This work addresses the performance degradation of existing unified controllers in high-dynamic teleoperation of human motions, where balancing accuracy and generalization remains challenging. The authors propose a lightweight unified framework that employs a gating network to dynamically select among domain-specific expert policies in real time. To enable anticipatory control without requiring future trajectory inputs, the framework incorporates a VAE-based motion prior module that predicts future action intent. This design preserves the full capabilities of individual expert policies, circumventing the performance loss typically incurred by knowledge distillation. Trained on only 2.5 hours of motion capture data, the method achieves high-fidelity, real-time reproduction of complex dynamic behaviors—including running, jumping, and fall recovery—on both simulation and the Unitree G1 robot, significantly outperforming current baselines.
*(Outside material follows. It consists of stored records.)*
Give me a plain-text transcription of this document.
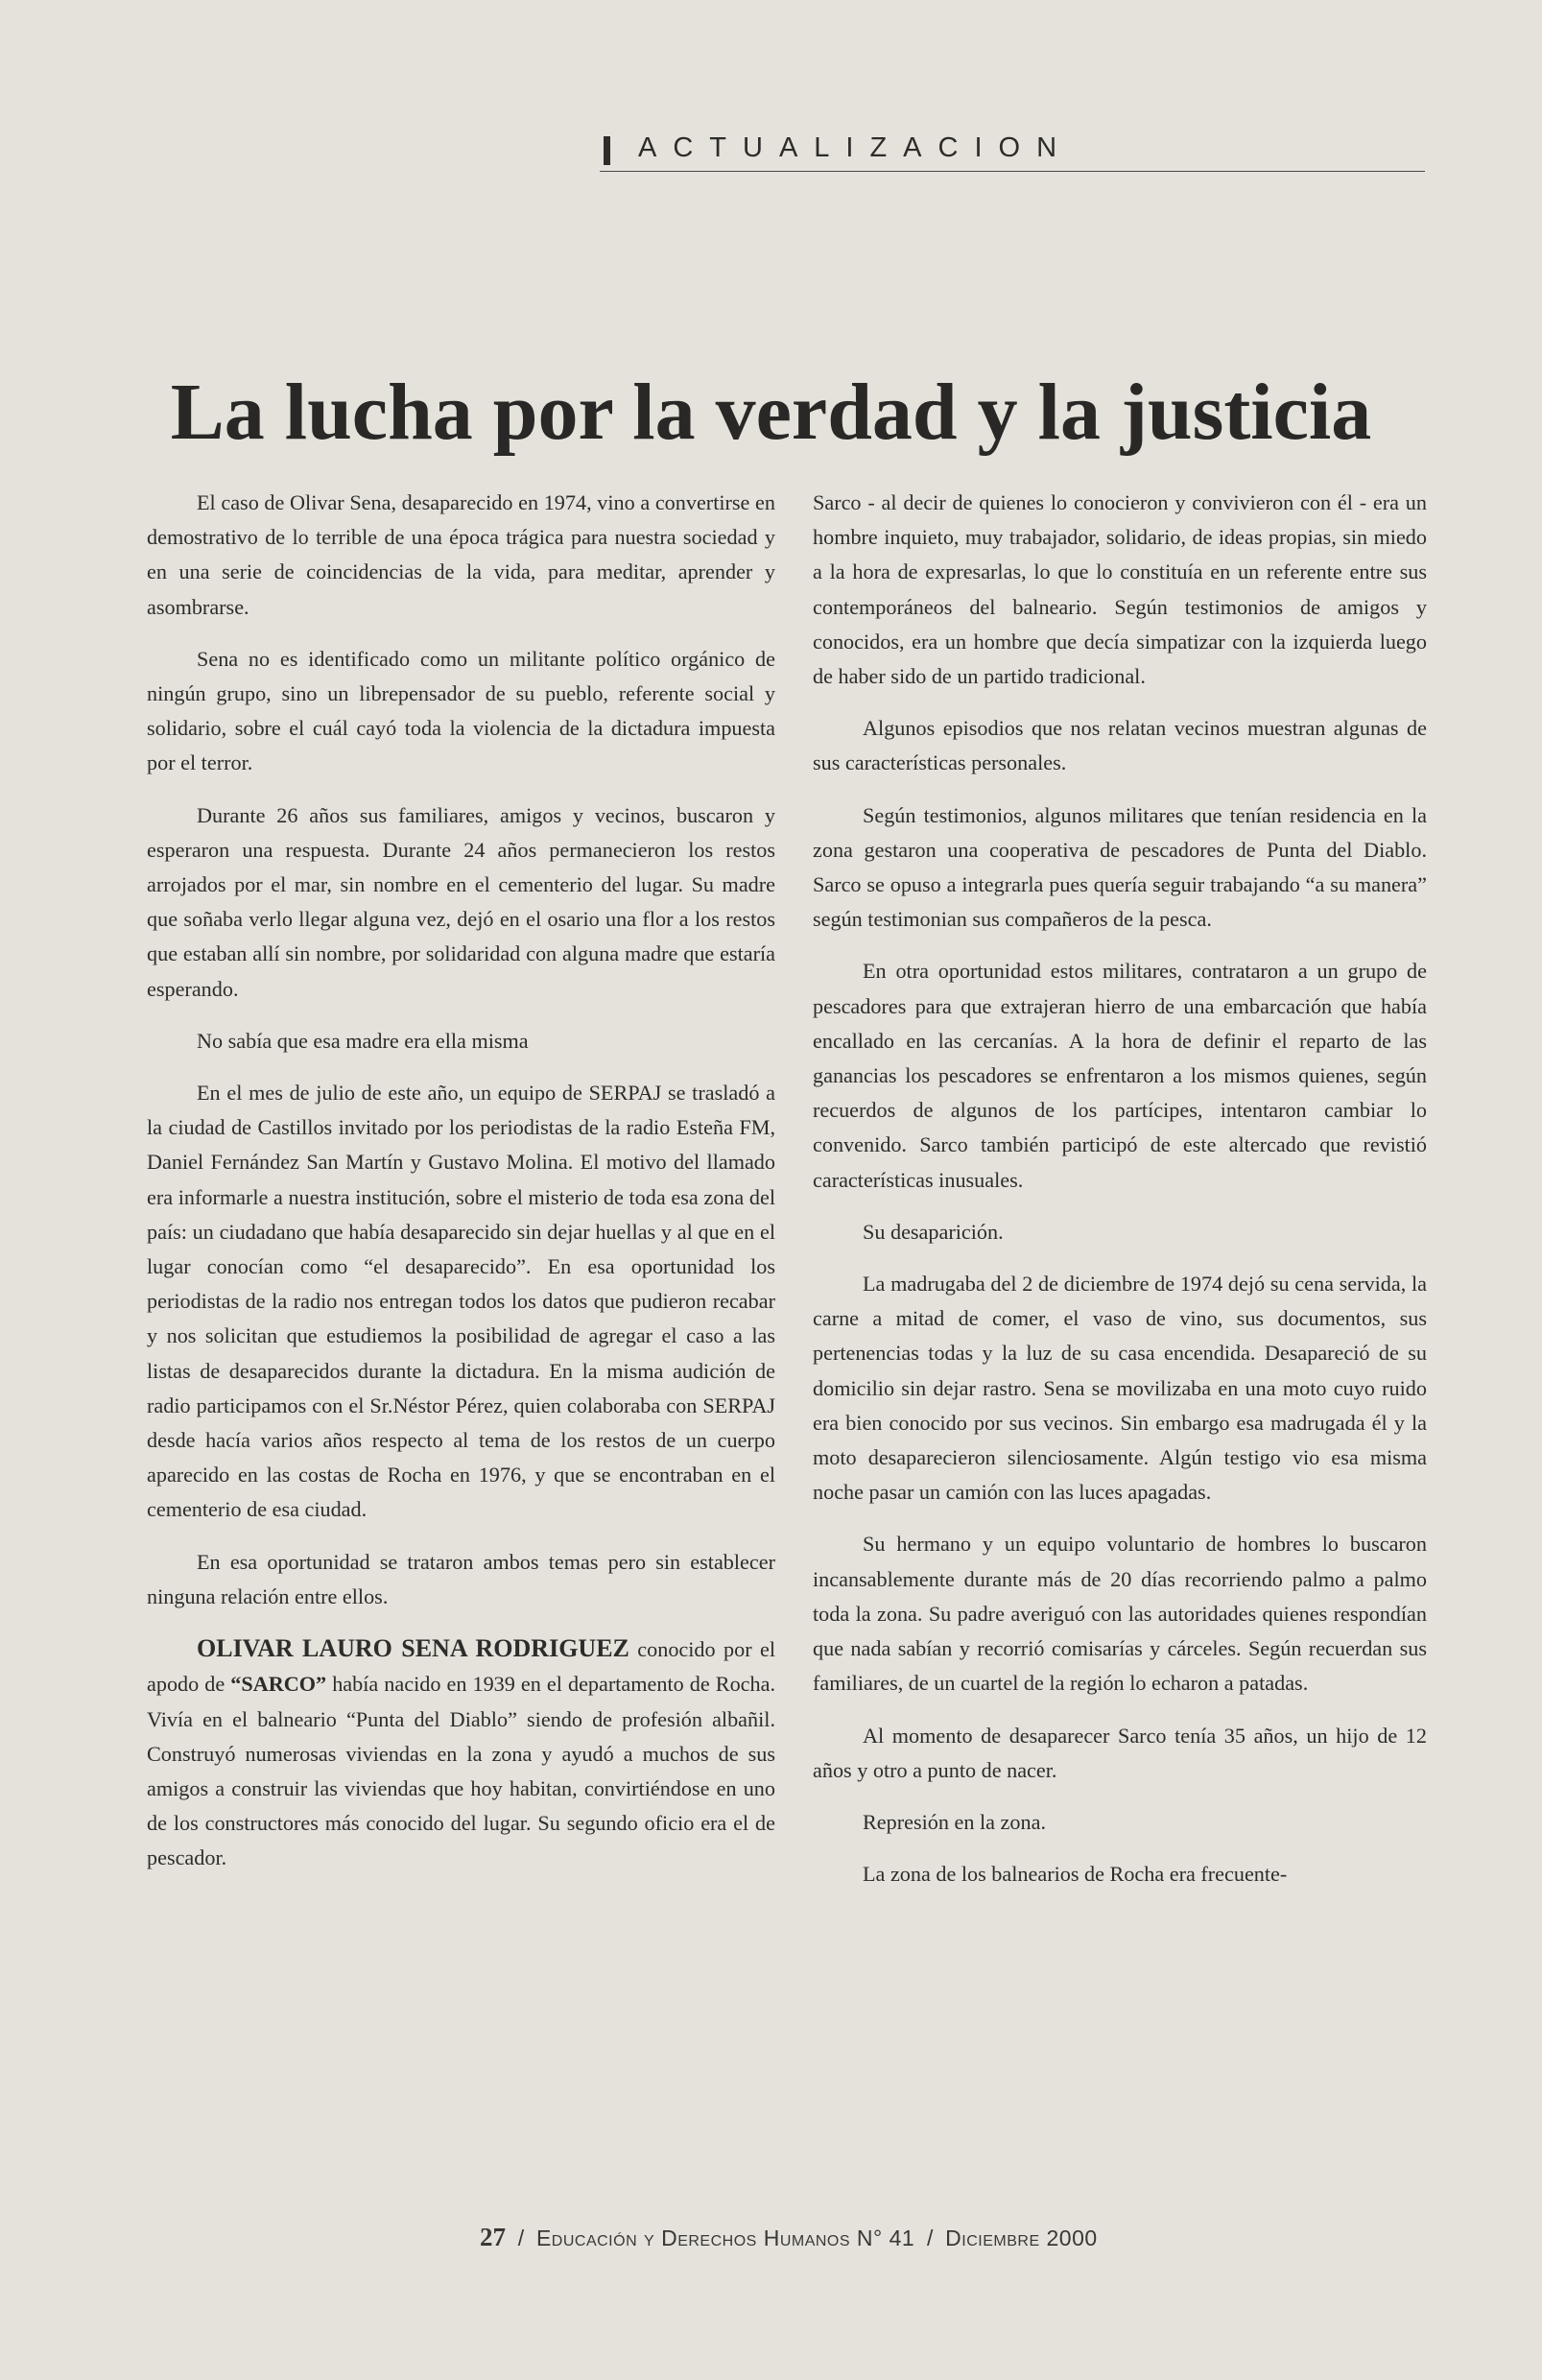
ACTUALIZACION
La lucha por la verdad y la justicia

El caso de Olivar Sena, desaparecido en 1974, vino a convertirse en demostrativo de lo terrible de una época trágica para nuestra sociedad y en una serie de coincidencias de la vida, para meditar, aprender y asombrarse.

Sena no es identificado como un militante político orgánico de ningún grupo, sino un librepensador de su pueblo, referente social y solidario, sobre el cuál cayó toda la violencia de la dictadura impuesta por el terror.

Durante 26 años sus familiares, amigos y vecinos, buscaron y esperaron una respuesta. Durante 24 años permanecieron los restos arrojados por el mar, sin nombre en el cementerio del lugar. Su madre que soñaba verlo llegar alguna vez, dejó en el osario una flor a los restos que estaban allí sin nombre, por solidaridad con alguna madre que estaría esperando.

No sabía que esa madre era ella misma

En el mes de julio de este año, un equipo de SERPAJ se trasladó a la ciudad de Castillos invitado por los periodistas de la radio Esteña FM, Daniel Fernández San Martín y Gustavo Molina. El motivo del llamado era informarle a nuestra institución, sobre el misterio de toda esa zona del país: un ciudadano que había desaparecido sin dejar huellas y al que en el lugar conocían como “el desaparecido”. En esa oportunidad los periodistas de la radio nos entregan todos los datos que pudieron recabar y nos solicitan que estudiemos la posibilidad de agregar el caso a las listas de desaparecidos durante la dictadura. En la misma audición de radio participamos con el Sr.Néstor Pérez, quien colaboraba con SERPAJ desde hacía varios años respecto al tema de los restos de un cuerpo aparecido en las costas de Rocha en 1976, y que se encontraban en el cementerio de esa ciudad.

En esa oportunidad se trataron ambos temas pero sin establecer ninguna relación entre ellos.

OLIVAR LAURO SENA RODRIGUEZ conocido por el apodo de “SARCO” había nacido en 1939 en el departamento de Rocha. Vivía en el balneario “Punta del Diablo” siendo de profesión albañil. Construyó numerosas viviendas en la zona y ayudó a muchos de sus amigos a construir las viviendas que hoy habitan, convirtiéndose en uno de los constructores más conocido del lugar. Su segundo oficio era el de pescador.

Sarco - al decir de quienes lo conocieron y convivieron con él - era un hombre inquieto, muy trabajador, solidario, de ideas propias, sin miedo a la hora de expresarlas, lo que lo constituía en un referente entre sus contemporáneos del balneario. Según testimonios de amigos y conocidos, era un hombre que decía simpatizar con la izquierda luego de haber sido de un partido tradicional.

Algunos episodios que nos relatan vecinos muestran algunas de sus características personales.

Según testimonios, algunos militares que tenían residencia en la zona gestaron una cooperativa de pescadores de Punta del Diablo. Sarco se opuso a integrarla pues quería seguir trabajando “a su manera” según testimonian sus compañeros de la pesca.

En otra oportunidad estos militares, contrataron a un grupo de pescadores para que extrajeran hierro de una embarcación que había encallado en las cercanías. A la hora de definir el reparto de las ganancias los pescadores se enfrentaron a los mismos quienes, según recuerdos de algunos de los partícipes, intentaron cambiar lo convenido. Sarco también participó de este altercado que revistió características inusuales.

Su desaparición.

La madrugaba del 2 de diciembre de 1974 dejó su cena servida, la carne a mitad de comer, el vaso de vino, sus documentos, sus pertenencias todas y la luz de su casa encendida. Desapareció de su domicilio sin dejar rastro. Sena se movilizaba en una moto cuyo ruido era bien conocido por sus vecinos. Sin embargo esa madrugada él y la moto desaparecieron silenciosamente. Algún testigo vio esa misma noche pasar un camión con las luces apagadas.

Su hermano y un equipo voluntario de hombres lo buscaron incansablemente durante más de 20 días recorriendo palmo a palmo toda la zona. Su padre averiguó con las autoridades quienes respondían que nada sabían y recorrió comisarías y cárceles. Según recuerdan sus familiares, de un cuartel de la región lo echaron a patadas.

Al momento de desaparecer Sarco tenía 35 años, un hijo de 12 años y otro a punto de nacer.

Represión en la zona.

La zona de los balnearios de Rocha era frecuente-

27 / Educación y Derechos Humanos N° 41 / Diciembre 2000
Real-time whole-body teleoperation is a critical method for humanoid robots to perform complex tasks in unstructured environments. However, developing a unified controller that robustly supports diverse human motions remains a significant challenge. Existing methods typically distill multiple expert policies into a single general policy, which often inevitably leads to performance degradation, particularly on highly dynamic motions. This paper presents TeleGate, a unified whole-body teleoperation framework for humanoid robots that achieves high-precision tracking across various motions while avoiding the performance loss inherent in knowledge distillation. Our key idea is to preserve the full capability of domain-specific expert policies by training a lightweight gating network, which dynamically activates experts in real-time based on proprioceptive states and reference trajectories. Furthermore, to compensate for the absence of future reference trajectories in real-time teleoperation, we introduce a VAE-based motion prior module that extracts implicit future motion intent from historical observations, enabling anticipatory control for motions requiring prediction such as jumping and standing up. We conducted empirical evaluations in simulation and also deployed our technique on the Unitree G1 humanoid robot. Using only 2.5 hours of motion capture data for training, our TeleGate achieves high-precision real-time teleoperation across diverse dynamic motions (e.g., running, fall recovery, and jumping), significantly outperforming the baseline methods in both tracking accuracy and success rate.